Figure 5:. MEK-ERK signaling inhibits AMPK activity and defines the therapeutic response to DNLS inhibitors.

(A) Cell viability of 83/83R treated with YTX-7739 (0.25–1μM) and CAY10566 (0.125–0.5μM) for 96h. (B) Relative mRNA expression of UPR markers CHOP and GADD34 in 83/83R treated with DMSO (control) or YTX-7739 (1μM) for 72h. (C) Immunoblot analysis of ERK and AMPK signaling in 83/83R and M76/M76R. (D) Immunoblot analysis of ERK and AMPK signaling in transformed astrocytes on days 4 and 8 after expressing control (HA-NT) or HRAS^G12V (HA-Ras). (E) Immunoblot analysis of ERK and AMPK activity in 83 treated with MEK and ERK inhibitors. (F) Relative mRNA expression as compared to DMSO (control) of UPR markers CHOP and GADD34 in 83 Ctrl, AMPKa1, and AMPKa2 treated with or YTX-7739 (1μM) for 72h. (G) Representative micrographs of 83 expressing Ctrl, AMPKa1, or AMPKa2 after treatment with YTX-7739 (1μM) Scale bar: 100μm. (H) Cell viability of M76 after treatment with YTX-7739 (0.25–1μM) or CAY10566 (0.125–0.5μM) for 96h. (I) Immunoblot analysis of AMPK signaling in 83 cultured in decreasing concentrations of Glucose for 24–48h. (J) Cell viability of 83 cultured in decreasing concentrations of Glucose and concomitantly treated with YTX-7739 for 72h. ****P<0.0001; *** P<0.001; **P<0.01; *P<0.05.

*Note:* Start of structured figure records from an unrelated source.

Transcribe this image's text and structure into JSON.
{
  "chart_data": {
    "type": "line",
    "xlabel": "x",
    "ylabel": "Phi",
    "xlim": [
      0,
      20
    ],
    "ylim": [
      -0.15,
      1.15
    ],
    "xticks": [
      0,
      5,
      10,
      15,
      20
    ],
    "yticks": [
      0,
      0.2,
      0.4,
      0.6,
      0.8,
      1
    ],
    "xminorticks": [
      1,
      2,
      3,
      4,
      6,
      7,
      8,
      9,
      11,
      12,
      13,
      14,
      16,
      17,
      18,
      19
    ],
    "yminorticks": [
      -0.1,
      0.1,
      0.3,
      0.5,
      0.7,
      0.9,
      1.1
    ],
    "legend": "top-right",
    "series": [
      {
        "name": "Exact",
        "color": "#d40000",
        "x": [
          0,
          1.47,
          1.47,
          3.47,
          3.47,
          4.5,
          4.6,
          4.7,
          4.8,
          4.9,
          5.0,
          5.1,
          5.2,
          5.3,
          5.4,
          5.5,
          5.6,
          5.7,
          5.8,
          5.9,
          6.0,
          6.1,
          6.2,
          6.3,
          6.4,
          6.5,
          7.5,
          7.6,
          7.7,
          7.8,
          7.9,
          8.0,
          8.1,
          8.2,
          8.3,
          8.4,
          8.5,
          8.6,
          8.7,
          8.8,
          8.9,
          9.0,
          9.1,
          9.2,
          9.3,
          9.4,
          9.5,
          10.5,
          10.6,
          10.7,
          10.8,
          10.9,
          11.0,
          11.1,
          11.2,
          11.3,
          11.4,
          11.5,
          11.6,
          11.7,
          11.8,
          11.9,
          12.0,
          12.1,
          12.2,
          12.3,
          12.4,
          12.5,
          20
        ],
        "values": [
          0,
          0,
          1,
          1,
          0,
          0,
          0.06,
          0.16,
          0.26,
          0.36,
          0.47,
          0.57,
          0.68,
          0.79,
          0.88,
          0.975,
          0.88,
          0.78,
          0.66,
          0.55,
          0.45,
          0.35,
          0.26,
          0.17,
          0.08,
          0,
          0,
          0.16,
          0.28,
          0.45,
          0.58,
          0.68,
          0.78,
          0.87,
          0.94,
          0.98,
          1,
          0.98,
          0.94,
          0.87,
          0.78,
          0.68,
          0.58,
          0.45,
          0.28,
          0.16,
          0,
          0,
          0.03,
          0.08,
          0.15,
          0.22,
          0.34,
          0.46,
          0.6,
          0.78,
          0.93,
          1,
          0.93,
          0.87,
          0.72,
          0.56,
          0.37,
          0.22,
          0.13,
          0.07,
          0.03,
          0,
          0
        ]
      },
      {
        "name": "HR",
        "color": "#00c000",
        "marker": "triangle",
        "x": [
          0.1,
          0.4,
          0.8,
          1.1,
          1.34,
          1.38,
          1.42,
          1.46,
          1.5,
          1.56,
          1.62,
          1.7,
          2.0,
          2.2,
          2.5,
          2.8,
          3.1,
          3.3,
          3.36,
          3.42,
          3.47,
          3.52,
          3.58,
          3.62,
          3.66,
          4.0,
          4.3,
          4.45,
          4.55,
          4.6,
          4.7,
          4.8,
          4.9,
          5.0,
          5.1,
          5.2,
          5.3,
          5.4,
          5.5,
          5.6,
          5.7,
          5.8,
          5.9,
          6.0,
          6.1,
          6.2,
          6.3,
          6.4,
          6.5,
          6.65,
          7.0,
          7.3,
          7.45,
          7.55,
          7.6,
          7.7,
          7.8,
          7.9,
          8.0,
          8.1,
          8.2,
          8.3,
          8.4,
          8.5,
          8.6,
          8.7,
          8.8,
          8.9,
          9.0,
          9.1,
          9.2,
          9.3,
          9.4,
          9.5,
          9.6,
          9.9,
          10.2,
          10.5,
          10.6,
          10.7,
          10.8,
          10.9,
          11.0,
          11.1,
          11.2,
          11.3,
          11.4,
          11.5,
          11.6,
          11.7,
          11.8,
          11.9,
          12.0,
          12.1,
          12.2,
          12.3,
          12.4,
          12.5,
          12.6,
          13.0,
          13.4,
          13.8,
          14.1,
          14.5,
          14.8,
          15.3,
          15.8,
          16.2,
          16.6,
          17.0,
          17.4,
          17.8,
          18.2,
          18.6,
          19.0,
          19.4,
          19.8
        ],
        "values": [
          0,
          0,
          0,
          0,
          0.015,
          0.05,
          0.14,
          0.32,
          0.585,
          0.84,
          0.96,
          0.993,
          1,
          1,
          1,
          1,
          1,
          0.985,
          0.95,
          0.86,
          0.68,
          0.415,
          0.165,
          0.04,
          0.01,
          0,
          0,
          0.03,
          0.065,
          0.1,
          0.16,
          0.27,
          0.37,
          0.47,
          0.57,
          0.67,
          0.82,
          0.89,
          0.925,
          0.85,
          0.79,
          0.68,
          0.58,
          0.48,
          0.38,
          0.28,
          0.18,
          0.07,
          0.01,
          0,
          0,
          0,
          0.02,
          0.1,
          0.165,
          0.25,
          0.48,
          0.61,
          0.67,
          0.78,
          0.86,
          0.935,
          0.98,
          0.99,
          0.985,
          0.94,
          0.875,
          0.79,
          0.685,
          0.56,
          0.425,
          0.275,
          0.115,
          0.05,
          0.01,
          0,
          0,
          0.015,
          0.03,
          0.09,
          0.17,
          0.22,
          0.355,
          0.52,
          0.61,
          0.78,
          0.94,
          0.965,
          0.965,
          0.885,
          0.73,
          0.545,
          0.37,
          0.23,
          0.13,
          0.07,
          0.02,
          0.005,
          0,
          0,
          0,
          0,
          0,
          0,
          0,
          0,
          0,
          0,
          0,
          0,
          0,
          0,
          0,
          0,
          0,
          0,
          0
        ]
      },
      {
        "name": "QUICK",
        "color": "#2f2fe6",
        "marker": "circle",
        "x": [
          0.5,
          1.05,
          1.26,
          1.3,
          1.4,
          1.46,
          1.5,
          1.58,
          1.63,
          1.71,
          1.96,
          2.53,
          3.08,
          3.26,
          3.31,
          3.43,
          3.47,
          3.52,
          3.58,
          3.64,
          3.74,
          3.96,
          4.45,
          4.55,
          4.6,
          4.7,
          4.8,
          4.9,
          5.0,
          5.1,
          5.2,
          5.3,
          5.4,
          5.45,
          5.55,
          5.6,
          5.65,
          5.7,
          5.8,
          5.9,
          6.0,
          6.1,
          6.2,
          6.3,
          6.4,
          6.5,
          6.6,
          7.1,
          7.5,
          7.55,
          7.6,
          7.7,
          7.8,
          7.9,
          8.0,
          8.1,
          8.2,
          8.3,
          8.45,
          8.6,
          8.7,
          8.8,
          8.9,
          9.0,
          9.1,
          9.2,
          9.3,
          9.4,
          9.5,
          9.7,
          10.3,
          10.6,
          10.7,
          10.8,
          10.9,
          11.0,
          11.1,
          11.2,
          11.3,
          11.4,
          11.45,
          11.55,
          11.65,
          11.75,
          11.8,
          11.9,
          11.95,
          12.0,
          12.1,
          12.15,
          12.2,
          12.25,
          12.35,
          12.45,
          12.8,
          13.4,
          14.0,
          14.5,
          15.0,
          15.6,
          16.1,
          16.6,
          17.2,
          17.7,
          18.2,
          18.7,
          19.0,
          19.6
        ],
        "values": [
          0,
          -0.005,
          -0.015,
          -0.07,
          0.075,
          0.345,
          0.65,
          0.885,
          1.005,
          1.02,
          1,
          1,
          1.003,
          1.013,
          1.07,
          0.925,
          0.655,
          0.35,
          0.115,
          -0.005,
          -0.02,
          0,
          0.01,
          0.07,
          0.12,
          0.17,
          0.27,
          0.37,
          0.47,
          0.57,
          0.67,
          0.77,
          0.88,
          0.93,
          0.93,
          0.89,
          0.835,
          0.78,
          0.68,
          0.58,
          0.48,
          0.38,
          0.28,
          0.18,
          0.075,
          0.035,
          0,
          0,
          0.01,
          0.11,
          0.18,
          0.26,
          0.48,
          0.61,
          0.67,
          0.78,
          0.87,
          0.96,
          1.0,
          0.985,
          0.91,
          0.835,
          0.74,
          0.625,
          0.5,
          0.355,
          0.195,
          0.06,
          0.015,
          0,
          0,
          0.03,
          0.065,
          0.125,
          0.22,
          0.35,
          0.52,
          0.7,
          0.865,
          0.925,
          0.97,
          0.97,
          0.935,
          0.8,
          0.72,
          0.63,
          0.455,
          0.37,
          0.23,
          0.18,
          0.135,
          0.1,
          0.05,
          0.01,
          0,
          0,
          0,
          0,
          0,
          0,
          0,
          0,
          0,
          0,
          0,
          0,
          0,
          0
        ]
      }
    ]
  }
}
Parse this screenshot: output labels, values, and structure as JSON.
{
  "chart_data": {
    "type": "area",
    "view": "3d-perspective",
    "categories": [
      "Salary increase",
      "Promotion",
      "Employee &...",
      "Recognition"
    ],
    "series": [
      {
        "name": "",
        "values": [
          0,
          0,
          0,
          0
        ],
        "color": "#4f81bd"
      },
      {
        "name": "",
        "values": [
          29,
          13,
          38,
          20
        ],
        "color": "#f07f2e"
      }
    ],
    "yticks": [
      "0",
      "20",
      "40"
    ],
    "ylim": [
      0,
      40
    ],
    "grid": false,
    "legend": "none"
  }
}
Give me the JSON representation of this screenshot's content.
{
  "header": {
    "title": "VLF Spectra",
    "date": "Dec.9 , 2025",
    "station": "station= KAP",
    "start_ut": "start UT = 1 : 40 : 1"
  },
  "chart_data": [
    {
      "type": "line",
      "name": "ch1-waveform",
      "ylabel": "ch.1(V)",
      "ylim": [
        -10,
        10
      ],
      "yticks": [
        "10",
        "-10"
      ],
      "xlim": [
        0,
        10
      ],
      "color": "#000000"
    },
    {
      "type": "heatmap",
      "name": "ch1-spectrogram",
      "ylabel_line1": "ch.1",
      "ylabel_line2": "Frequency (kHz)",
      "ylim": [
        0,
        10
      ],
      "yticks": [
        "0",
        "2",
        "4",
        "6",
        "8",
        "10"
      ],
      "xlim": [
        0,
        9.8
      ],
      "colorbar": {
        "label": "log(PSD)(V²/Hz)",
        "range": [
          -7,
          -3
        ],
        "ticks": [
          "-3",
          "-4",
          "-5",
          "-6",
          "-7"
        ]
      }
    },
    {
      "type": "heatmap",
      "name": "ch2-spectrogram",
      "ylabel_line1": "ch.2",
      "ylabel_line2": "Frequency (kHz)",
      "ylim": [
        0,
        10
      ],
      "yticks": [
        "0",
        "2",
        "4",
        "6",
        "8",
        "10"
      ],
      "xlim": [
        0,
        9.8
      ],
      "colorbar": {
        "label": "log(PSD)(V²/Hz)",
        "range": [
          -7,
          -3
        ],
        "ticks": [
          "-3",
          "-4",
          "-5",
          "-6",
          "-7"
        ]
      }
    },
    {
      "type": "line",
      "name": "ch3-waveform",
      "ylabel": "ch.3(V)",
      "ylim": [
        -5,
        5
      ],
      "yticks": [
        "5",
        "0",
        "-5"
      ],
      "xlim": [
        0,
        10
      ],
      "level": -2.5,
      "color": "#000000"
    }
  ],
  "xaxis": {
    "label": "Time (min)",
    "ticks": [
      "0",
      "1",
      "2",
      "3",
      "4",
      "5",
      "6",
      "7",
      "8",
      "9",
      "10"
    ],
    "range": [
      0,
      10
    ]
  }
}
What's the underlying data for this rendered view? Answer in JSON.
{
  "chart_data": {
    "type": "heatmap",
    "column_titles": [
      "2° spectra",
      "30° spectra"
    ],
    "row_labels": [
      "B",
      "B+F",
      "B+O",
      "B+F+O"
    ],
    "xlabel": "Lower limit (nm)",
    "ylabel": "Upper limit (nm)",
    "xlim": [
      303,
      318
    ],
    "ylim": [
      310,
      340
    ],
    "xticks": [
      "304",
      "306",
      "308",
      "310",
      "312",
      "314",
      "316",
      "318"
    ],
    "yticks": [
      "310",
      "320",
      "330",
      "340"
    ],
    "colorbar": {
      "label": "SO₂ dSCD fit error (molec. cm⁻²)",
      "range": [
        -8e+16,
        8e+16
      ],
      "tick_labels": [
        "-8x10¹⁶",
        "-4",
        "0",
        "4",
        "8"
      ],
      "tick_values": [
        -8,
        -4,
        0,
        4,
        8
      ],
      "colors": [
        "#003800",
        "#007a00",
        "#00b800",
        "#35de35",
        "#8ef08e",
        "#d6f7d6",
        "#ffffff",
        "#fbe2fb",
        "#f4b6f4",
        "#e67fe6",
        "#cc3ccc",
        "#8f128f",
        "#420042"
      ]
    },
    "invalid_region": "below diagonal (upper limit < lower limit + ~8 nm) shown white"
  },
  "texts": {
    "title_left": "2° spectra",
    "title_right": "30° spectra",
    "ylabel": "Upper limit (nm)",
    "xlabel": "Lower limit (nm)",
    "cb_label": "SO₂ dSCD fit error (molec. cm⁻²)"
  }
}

Figure 6:. AMPK reverts lipotoxicity by altering lipid composition.

(A) Micrographs and spheres count in 83 Ctrl, AMPKa1, and AMPKa2 thirty days following two rounds of transduction with shCtrl or shSCD lentivirus. Scale bar, 50μm. (B) 83-Fluc Ctrl or AMPKa1 GSCs were transduced with shCtrl or shSCD1 and intracranially implanted in mice (n=3). Representative images and longitudinal Fluc imaging of mice in each group. (C) Total lipids in untreated (DMSO) and treated (YTX) 83 Ctrl/AMPK for 72h. (D) Desaturation index (DI) of 16:0 and 18:0 in 83 Ctrl/AMPK treated with YTX-7739 for 72h. (E) PCA of individual lipid species from untreated and treated 83 Ctrl/AMPK. Percentage of total variance explained by individual principal components (PC1 and PC2). (F) Fluorescence imaging and quantification of lipid droplets (LD) in GSC expressing Ctrl, AMPKa1, and AMPKa2. Scale bar, 25 μm (G) Heatmap of CE and DG after YTX-7739 treatment for 72h. (H) The amount of TG with 0–10 carbon bonds in 83 Ctrl/AMPK treated with YTX-7739 for 72h. (I) Relative expression of UPR markers in 83 supplemented with BSA or C16:0 (300μM) ± OAG (60μM). (J) Immunoblot analysis of 83 treated with YTX-7739 (1μM) ± OAG. (K) Cell viability of M76 co-treated with YTX-7739 (0.5μM) and OAG (60μM) in addition to DGAT1i and GAT2i for 96h. ****P<0.0001; *** P<0.001; **P<0.01; *P<0.05; ns, not significant.